Creating a Project Scoped Secret in the UI

  1. In the upper left corner, click ☰ > Cluster Management.

  2. Go to the cluster where you want to add a secret and click Explore.

  3. To navigate to secrets, you may click either Storage > Secrets or More Resources > Core > Secrets.

  4. Select the Project Scoped tab.

  5. Click Create Project Scoped Secret.

  6. Select the type of secret you want to create.

  7. Select a Project for the secret.

  8. Enter a Name for the secret.

    note

    Kubernetes classifies secrets, certificates, and registries all as secrets, and no two secrets in a namespace can have duplicate names. If you create a project scoped secret that has the same name as an existing secret in one of the project namespaces, the existing secret is overwritten.

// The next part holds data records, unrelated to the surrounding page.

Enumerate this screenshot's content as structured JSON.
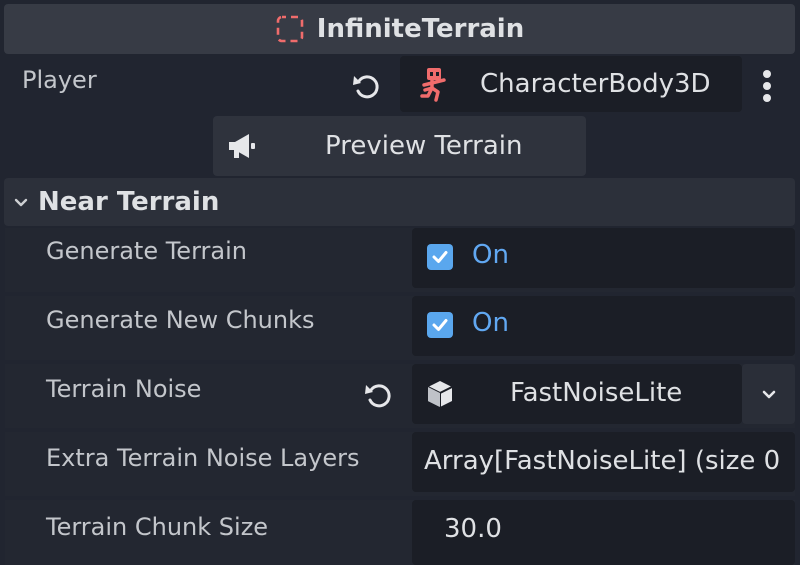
{
  "header": {
    "title": "InfiniteTerrain",
    "icon": "node-icon"
  },
  "player": {
    "label": "Player",
    "value": "CharacterBody3D",
    "value_icon": "character-body-icon"
  },
  "preview_button": {
    "label": "Preview Terrain",
    "icon": "megaphone-icon"
  },
  "section": {
    "title": "Near Terrain",
    "expanded": true
  },
  "properties": {
    "generate_terrain": {
      "label": "Generate Terrain",
      "checked": true,
      "value": "On"
    },
    "generate_new_chunks": {
      "label": "Generate New Chunks",
      "checked": true,
      "value": "On"
    },
    "terrain_noise": {
      "label": "Terrain Noise",
      "value": "FastNoiseLite",
      "value_icon": "resource-cube-icon"
    },
    "extra_noise_layers": {
      "label": "Extra Terrain Noise Layers",
      "value": "Array[FastNoiseLite] (size 0"
    },
    "terrain_chunk_size": {
      "label": "Terrain Chunk Size",
      "value": "30.0"
    }
  },
  "colors": {
    "background": "#212530",
    "accent": "#61a8f2",
    "node_red": "#f06c6c"
  }
}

  9. From Data, click Add to add a key-value pair. Add as many values as you need.

    tip

    You can add multiple key-value pairs to the secret by copying and pasting.

  10. Click Save.

Result: Your secret is added to each namespace within the project. You can view the secret in the Rancher UI by clicking either Storage > Secrets or More Resources > Core > Secrets.

Creating a Project Scoped Secret with kubectl

Project scoped secrets work by creating the original secret on the management cluster in what's known as the "Project Backing Namespace". Rancher stores important project related information in this namespace. You can find it in the status.backingNamespace field in the project CRD, or by doing kubectl get projects -A in the management cluster.

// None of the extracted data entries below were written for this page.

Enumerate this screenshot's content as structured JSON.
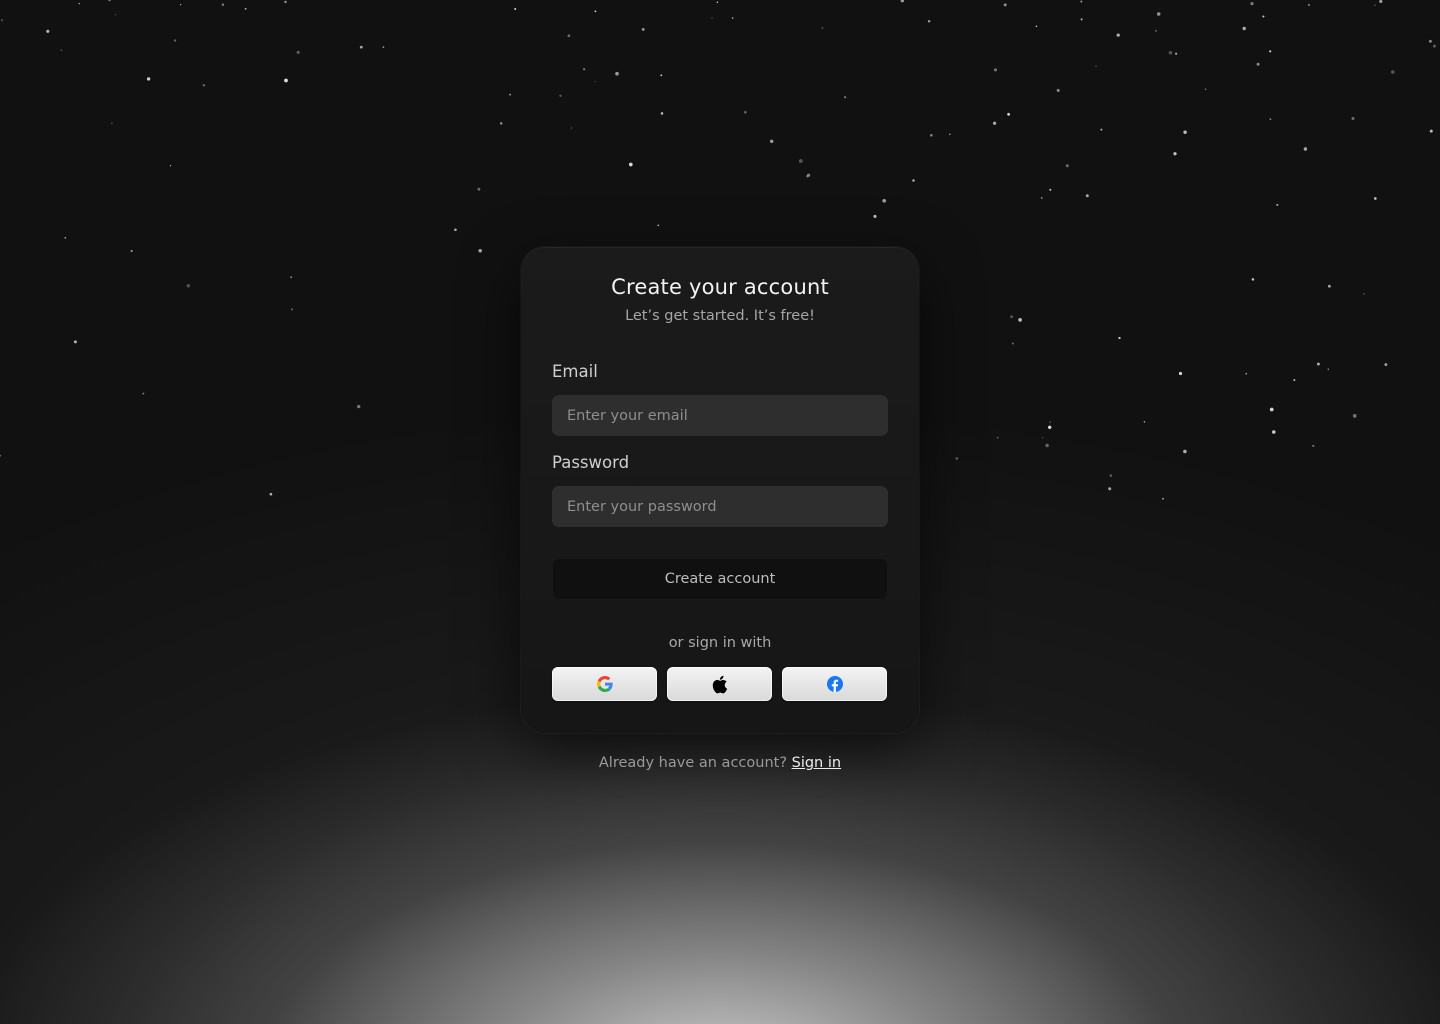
{
  "header": {
    "title": "Create your account",
    "subtitle": "Let’s get started. It’s free!"
  },
  "form": {
    "email_label": "Email",
    "email_placeholder": "Enter your email",
    "email_value": "",
    "password_label": "Password",
    "password_placeholder": "Enter your password",
    "password_value": "",
    "submit_label": "Create account"
  },
  "social": {
    "divider_text": "or sign in with",
    "providers": [
      {
        "name": "google",
        "icon": "google-icon"
      },
      {
        "name": "apple",
        "icon": "apple-icon"
      },
      {
        "name": "facebook",
        "icon": "facebook-icon"
      }
    ]
  },
  "footer": {
    "prompt": "Already have an account?",
    "link_label": "Sign in"
  },
  "colors": {
    "card_background": "#1b1b1b",
    "input_background": "#2e2e2e",
    "button_background": "#101010",
    "facebook_blue": "#1877F2"
  }
}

In order for the secret to be acknowledged by Rancher as a project scoped secret, it also needs the label management.cattle.io/project-scoped-secret: <projectID>.

Example yaml:

apiVersion: v1
data:
key: ZG9n
kind: Secret
metadata:
labels:
management.cattle.io/project-scoped-secret: p-vwxyz
name: test-secret
namespace: c-abc123-p-vwxyz
type: Opaque

In the above YAML, the namespace is the backing namespace of project p-vwxyz and the project scoped secret label references the projectID. When applied to the management cluster, all namespaces within the project p-vwxyz contain a copy of test-secret.

What's Next?

Now that you have a secret added to a namespace, you can add it to a workload that you deploy.